San Procolo is a small parish church in the ancient heart of Florence, just to the north-east of the Bargello, on the corner of Via de’ Giraldi and Via de’ Pandolfini. Probably already founded by the first millennium, in 1064 it was gifted by the Bishop of Florence to the nearby Benedictine monastery of Santa Maria, commonly known as the Badia Fiorentina. In 1622 the church was totally rebuilt and its orientation reversed, with the high altar being moved to the west end and the main door to the east; its interior was further remodelled in the eighteenth century. Consequently, the interior of the church gives no clues as to the original position or function of Ambrogio Lorenzetti’s panels.
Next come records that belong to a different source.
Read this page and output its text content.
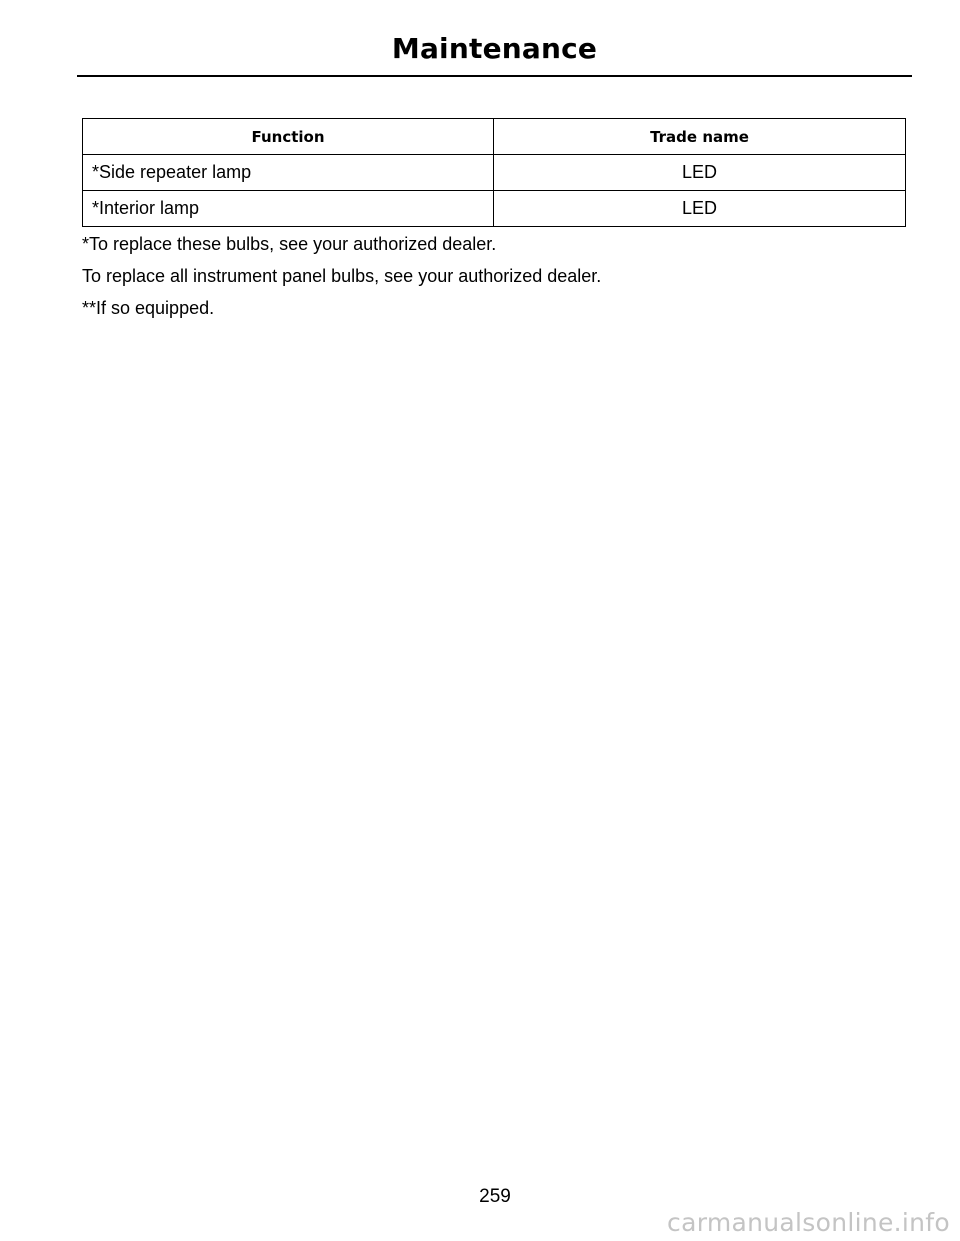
Maintenance
Function	Trade name
*Side repeater lamp	LED
*Interior lamp	LED

*To replace these bulbs, see your authorized dealer.

To replace all instrument panel bulbs, see your authorized dealer.

**If so equipped.

259
carmanualsonline.info
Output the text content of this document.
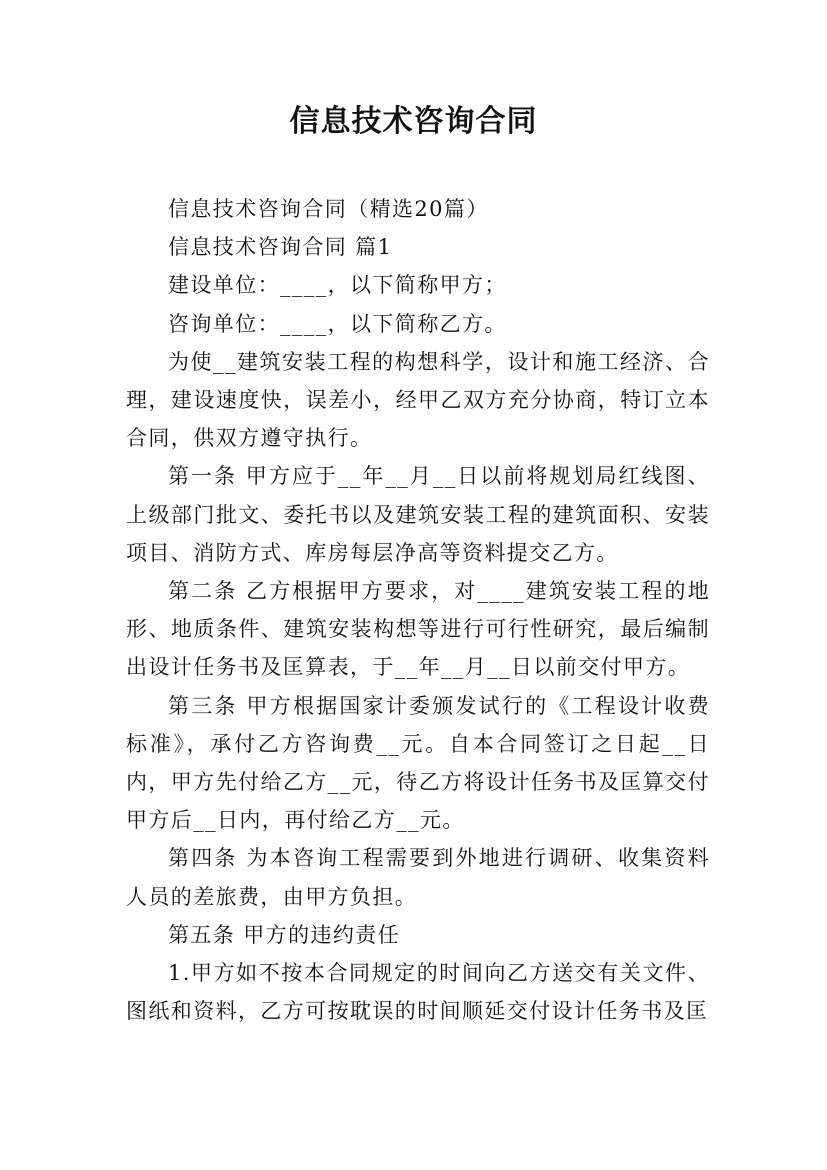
信息技术咨询合同

信息技术咨询合同（精选20篇）

信息技术咨询合同 篇1

建设单位：____，以下简称甲方；

咨询单位：____，以下简称乙方。

为使__建筑安装工程的构想科学，设计和施工经济、合理，建设速度快，误差小，经甲乙双方充分协商，特订立本合同，供双方遵守执行。

第一条 甲方应于__年__月__日以前将规划局红线图、上级部门批文、委托书以及建筑安装工程的建筑面积、安装项目、消防方式、库房每层净高等资料提交乙方。

第二条 乙方根据甲方要求，对____建筑安装工程的地形、地质条件、建筑安装构想等进行可行性研究，最后编制出设计任务书及匡算表，于__年__月__日以前交付甲方。

第三条 甲方根据国家计委颁发试行的《工程设计收费标准》，承付乙方咨询费__元。自本合同签订之日起__日内，甲方先付给乙方__元，待乙方将设计任务书及匡算交付甲方后__日内，再付给乙方__元。

第四条 为本咨询工程需要到外地进行调研、收集资料人员的差旅费，由甲方负担。

第五条 甲方的违约责任

1.甲方如不按本合同规定的时间向乙方送交有关文件、图纸和资料，乙方可按耽误的时间顺延交付设计任务书及匡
San Procolo remained under the control of the Badia until it was suppressed in 1778 and sold to Cardinal Salviati, in whose family’s possession it remains. At the time of writing, the church is deconsecrated and closed to the public. After San Procolo was secularised, the Saint Nicholas panels were transferred to the Badia. When that church, too, was suppressed, they entered the Galleria dell’Accademia before being transferred to the Uffizi in 1919.